On St George’s Day, let’s look back and remember the last time we were all proud to be English. The 3rd July 2018. The summer of big screens and bigger dreams.⠀
⠀
Things were progressing reasonably well. An unfancied England had navigated their group and there were whisperings that if results went our way, a relatively attractive route to the final could be in the offing – the easy side of the draw, they were calling it.⠀
⠀
Colombia obviously hadn’t got the message. For 90 minutes of their World Cup round of 16 tie they hustled and harried, late tackles and fiery tempers characterising their physical approach. A 93rd minute equaliser had rescued their World Cup dream, while an incredible diving Jordan Pickford save had done the same for England in extra-time.⠀
⠀
After 30 additional minutes, the teams still couldn’t be separated. It was time to confront an old foe: penalties. England hadn’t won a shoot-out in 22 years and manager Gareth Southgate had his own demons to wrestle, famously missing the decisive spot-kick against Germany in 1996.⠀
⠀
It was time to put things right.⠀
⠀
What follows are eight of the tensest minutes you could imagine.
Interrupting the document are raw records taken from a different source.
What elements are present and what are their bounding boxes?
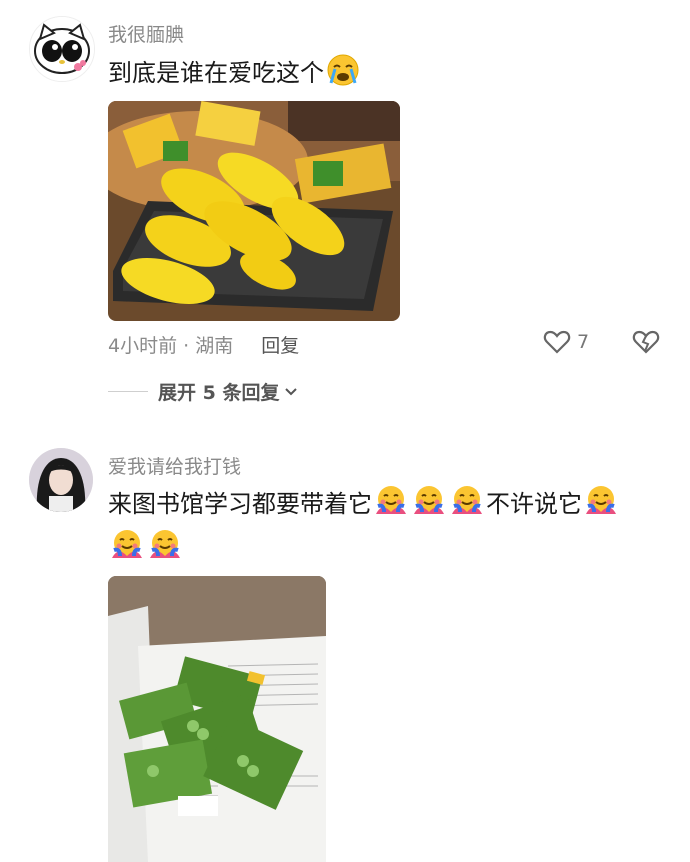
reply-button[interactable]: 回复 (261, 335, 299, 357)
corn-candy-photo[interactable] (108, 101, 400, 321)
expand-replies-button[interactable]: 展开 5 条回复 (108, 378, 299, 405)
like-button[interactable]: 7 (543, 328, 589, 356)
comment-text: 到底是谁在爱吃这个 (108, 50, 678, 96)
heart-outline-icon (543, 330, 571, 354)
comment-text: 来图书馆学习都要带着它 不许说它 (108, 482, 678, 570)
comment-text-part2: 不许说它 (486, 490, 582, 518)
time-location: 4小时前 · 湖南 (108, 335, 234, 357)
hugging-face-icon (112, 530, 142, 558)
comment-text-body: 到底是谁在爱吃这个 (108, 59, 324, 87)
hugging-face-icon (414, 486, 444, 514)
avatar[interactable] (29, 448, 93, 512)
broken-heart-icon (632, 330, 660, 354)
username[interactable]: 我很腼腆 (108, 20, 184, 47)
comment-text-part1: 来图书馆学习都要带着它 (108, 490, 372, 518)
chevron-down-icon (285, 387, 298, 395)
hugging-face-icon (452, 486, 482, 514)
avatar[interactable] (29, 16, 95, 82)
dislike-button[interactable] (632, 328, 660, 360)
hugging-face-icon (376, 486, 406, 514)
comment-meta: 4小时前 · 湖南 回复 (108, 331, 299, 358)
hugging-face-icon (150, 530, 180, 558)
divider-line (108, 391, 148, 392)
green-pea-snack-photo[interactable] (108, 576, 326, 862)
girl-portrait-avatar-icon (29, 448, 93, 512)
username[interactable]: 爱我请给我打钱 (108, 452, 241, 479)
expand-replies-label: 展开 5 条回复 (158, 382, 280, 404)
sobbing-face-icon (327, 54, 359, 86)
hugging-face-icon (586, 486, 616, 514)
like-count: 7 (577, 331, 590, 353)
hello-kitty-avatar-icon (30, 17, 94, 81)
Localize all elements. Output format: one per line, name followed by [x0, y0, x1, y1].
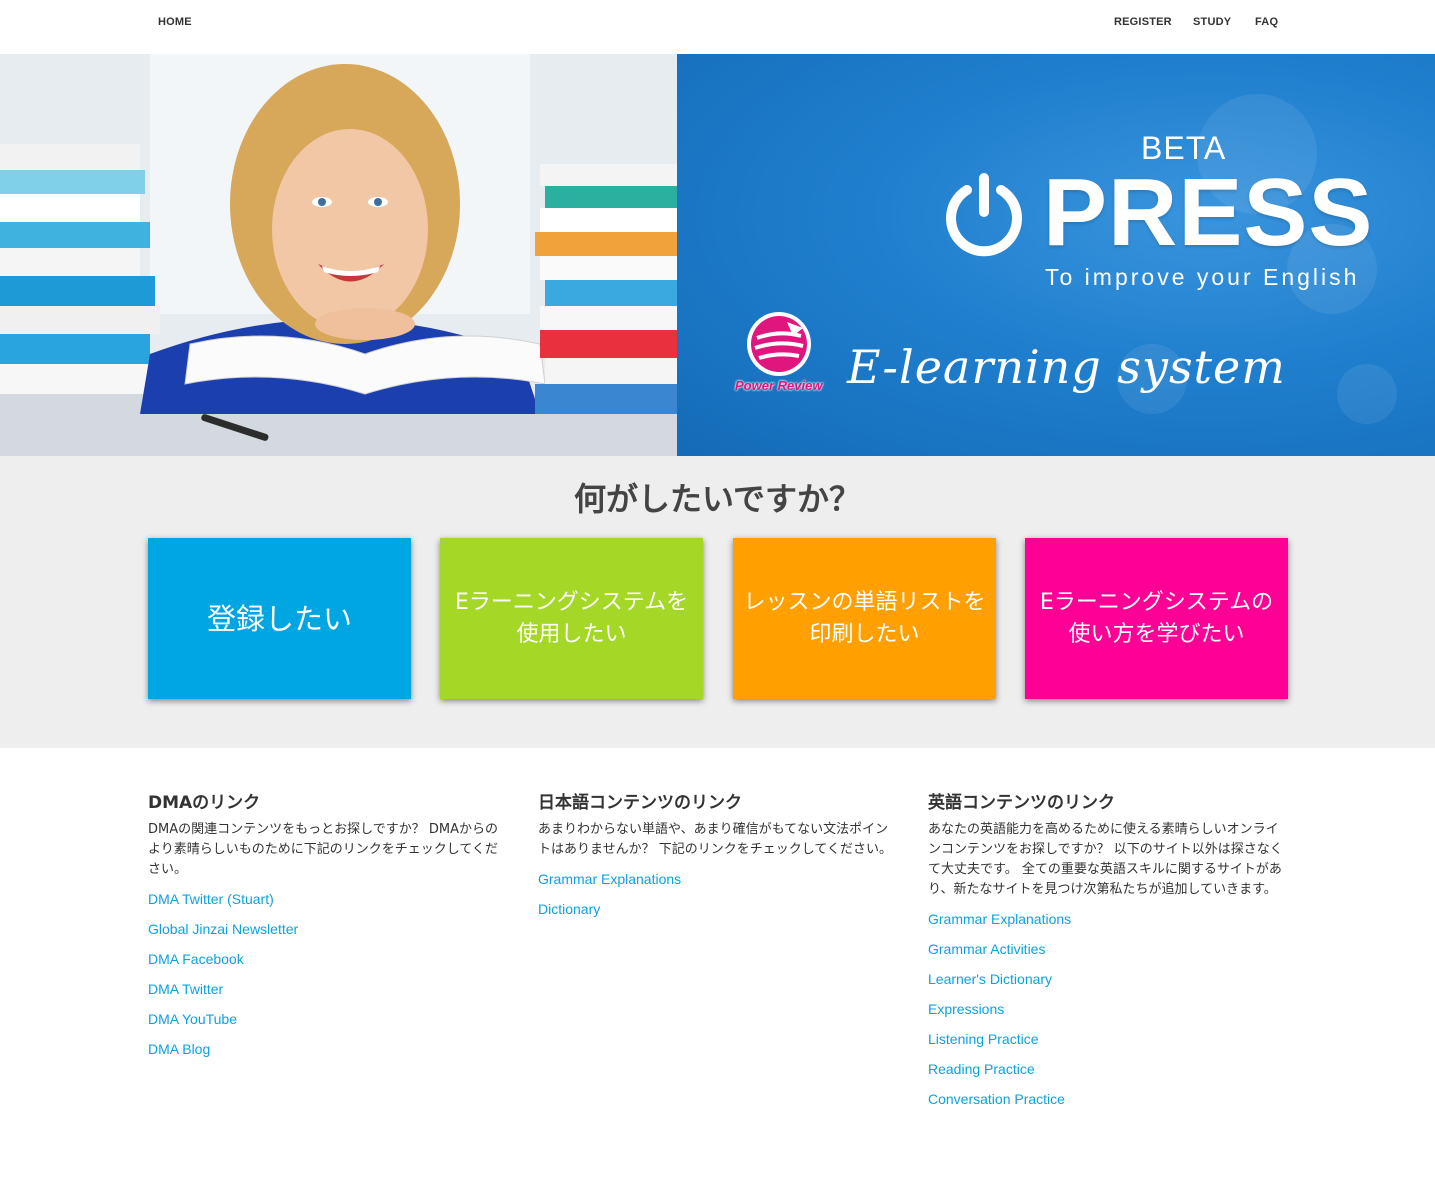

Falcao and Kane slot their efforts home to get us underway. Cuadrado and Rashford follow suit. Luis Muriel puts the Colombians 3-2 up before Henderson…No! Missed! Not again?! Not again. Mateus Uribe hits the bar and Kieran Trippier gets England back on level terms. Then Carlos Bacca steps up. He looks nervous. He is nervous. Jordan Pickford. A huge left-hand. Could it be?? That all depends on what Eric Dier does next. To the keeper’s left. Straight into the net. “England win a World Cup penalty shoot-out for the first time ever!”⠀
⠀
Strangers hugged strangers. Pints flew. Maguire and Stones taunted their beaten opponents as they ran to celebrate. At a normal moment in time, they’d have been branded brash and unsporting. But this wasn’t a normal moment in time. Because the Colombians had kicked the boys, our boys, all night long. Because England had overcome their penalty curse. Because good guy Gareth finally had closure. And, as we sang so in the streets, because it looked like football might finally be coming home.